Most of the bacteria were unsurprisingly microbes found on the skin, while others matched those found in mouths, and even some in vaginas, according to the study conducted by New York University's Center for Genomics and Systems Biology.
"We are finding viable bacteria that can be taken from paper currency," said Jane Carlton, the lead investigator of the study and director of genome sequencing at NYU's Center for Genomics and Systems Biology. "That means that money could function as a form of transmission."

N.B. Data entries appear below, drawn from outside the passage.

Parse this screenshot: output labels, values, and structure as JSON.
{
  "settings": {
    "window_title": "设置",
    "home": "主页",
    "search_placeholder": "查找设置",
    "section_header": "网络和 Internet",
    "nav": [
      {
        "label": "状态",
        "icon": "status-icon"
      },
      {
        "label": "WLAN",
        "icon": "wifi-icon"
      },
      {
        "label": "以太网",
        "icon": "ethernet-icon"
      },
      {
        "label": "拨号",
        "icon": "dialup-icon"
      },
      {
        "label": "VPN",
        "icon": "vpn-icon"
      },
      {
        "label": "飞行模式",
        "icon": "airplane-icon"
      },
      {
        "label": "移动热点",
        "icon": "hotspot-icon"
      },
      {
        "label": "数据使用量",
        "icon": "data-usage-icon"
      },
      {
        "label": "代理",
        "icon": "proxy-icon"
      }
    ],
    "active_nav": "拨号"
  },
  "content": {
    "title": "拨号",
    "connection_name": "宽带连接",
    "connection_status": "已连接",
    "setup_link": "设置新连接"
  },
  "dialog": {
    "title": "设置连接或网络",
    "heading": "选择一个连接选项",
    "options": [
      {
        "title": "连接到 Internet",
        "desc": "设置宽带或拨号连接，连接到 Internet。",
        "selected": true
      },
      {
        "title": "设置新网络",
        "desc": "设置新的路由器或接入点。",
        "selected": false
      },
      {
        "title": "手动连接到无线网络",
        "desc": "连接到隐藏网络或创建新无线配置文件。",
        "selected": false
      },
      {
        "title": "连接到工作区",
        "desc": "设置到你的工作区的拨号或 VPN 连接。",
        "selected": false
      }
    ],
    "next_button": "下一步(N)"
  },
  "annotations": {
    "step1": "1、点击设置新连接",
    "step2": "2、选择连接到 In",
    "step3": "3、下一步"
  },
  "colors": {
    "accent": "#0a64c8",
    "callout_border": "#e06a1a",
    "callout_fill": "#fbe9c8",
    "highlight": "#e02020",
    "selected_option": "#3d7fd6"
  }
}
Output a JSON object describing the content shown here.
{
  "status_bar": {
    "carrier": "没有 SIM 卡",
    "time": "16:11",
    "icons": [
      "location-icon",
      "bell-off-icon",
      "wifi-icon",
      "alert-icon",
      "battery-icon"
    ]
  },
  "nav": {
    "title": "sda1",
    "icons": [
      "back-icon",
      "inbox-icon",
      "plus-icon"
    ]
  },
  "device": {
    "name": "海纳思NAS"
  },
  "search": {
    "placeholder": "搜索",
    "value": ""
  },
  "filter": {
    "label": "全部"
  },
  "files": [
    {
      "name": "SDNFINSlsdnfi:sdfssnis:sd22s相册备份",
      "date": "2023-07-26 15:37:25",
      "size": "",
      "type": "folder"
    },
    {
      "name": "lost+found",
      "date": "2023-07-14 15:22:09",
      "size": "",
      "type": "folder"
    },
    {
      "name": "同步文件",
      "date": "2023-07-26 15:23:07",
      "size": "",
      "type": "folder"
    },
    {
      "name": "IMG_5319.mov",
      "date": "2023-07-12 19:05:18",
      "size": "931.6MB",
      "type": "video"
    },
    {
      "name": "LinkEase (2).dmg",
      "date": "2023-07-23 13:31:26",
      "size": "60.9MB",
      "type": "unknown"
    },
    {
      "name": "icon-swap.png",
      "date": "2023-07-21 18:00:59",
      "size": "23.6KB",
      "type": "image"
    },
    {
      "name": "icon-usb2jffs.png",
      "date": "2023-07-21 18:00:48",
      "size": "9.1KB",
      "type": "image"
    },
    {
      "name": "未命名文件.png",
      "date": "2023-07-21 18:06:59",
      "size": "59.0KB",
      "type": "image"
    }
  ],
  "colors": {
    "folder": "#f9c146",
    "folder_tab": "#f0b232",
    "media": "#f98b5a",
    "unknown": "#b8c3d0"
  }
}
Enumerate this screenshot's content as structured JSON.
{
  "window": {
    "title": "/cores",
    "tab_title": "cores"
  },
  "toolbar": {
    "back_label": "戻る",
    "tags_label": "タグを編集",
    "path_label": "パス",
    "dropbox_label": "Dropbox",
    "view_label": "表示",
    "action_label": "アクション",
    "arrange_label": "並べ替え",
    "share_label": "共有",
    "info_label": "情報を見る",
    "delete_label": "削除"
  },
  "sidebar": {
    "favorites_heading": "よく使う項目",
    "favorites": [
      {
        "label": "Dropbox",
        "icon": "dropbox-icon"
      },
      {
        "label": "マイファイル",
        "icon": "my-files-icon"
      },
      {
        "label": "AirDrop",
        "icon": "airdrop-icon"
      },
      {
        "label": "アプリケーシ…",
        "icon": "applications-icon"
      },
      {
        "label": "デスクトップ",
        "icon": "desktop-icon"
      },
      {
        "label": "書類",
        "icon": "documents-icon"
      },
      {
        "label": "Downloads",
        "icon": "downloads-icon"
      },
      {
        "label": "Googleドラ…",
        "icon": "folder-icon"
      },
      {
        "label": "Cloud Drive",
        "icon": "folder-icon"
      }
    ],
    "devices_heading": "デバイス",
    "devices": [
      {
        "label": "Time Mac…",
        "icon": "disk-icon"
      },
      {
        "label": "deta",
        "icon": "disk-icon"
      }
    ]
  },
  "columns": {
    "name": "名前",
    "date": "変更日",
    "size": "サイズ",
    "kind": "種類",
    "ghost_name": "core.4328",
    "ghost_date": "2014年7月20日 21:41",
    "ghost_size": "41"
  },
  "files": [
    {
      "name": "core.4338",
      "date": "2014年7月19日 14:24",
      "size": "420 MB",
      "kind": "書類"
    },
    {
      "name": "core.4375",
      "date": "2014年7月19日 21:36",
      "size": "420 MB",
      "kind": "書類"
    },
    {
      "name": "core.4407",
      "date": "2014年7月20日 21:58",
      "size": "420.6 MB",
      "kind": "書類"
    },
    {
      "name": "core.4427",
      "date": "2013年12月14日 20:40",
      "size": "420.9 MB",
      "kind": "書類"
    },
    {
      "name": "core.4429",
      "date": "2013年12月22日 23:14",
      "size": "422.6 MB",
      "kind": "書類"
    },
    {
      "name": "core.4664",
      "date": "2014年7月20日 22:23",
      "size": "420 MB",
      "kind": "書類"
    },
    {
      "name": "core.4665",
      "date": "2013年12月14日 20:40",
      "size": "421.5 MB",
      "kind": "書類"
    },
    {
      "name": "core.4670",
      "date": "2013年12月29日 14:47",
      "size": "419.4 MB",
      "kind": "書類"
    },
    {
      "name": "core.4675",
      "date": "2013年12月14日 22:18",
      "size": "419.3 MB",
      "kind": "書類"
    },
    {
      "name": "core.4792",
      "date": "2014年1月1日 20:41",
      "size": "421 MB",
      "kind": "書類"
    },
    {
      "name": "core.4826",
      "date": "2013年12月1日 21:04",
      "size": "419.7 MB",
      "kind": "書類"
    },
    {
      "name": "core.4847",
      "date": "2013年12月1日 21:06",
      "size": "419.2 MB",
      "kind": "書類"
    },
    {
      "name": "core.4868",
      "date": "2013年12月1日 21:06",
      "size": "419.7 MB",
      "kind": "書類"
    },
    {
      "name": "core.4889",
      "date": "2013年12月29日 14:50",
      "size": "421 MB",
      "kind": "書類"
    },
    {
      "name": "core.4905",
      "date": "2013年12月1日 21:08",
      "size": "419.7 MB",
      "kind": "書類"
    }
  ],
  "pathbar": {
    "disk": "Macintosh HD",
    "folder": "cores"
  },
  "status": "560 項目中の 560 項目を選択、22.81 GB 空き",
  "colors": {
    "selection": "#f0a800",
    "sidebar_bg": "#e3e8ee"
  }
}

The study was part of a pilot project to identify bacteria and health trends in New York City. For example, some of the findings pointed to the prevalence of pneumonia on paper money during winter time. The researchers found that bills collected in winter, versus the summer, were more likely to have microbes of community-acquired pneumonia; suggesting that money could be playing a role its spread.
While the most common microbes found were linked to mild conditions such as acne, one other discovery stands out. Some dollar bills had bacteria containing antibiotic resistant genes, such as MRSA. These resistant genes have been a particularly pressing issue for the medical community as doctors prescribe, and patients increasingly ask for, antibiotics to deal with illness.
Nonetheless, the NYU biologists said that there is no reason to overreact. "Microbes are so important, are very ubiquitous and they surround us all the time," Carlton told ABC News. "We did find certain microbes that we might be a little concerned about, but that doesn't mean that people should be unduly concerned."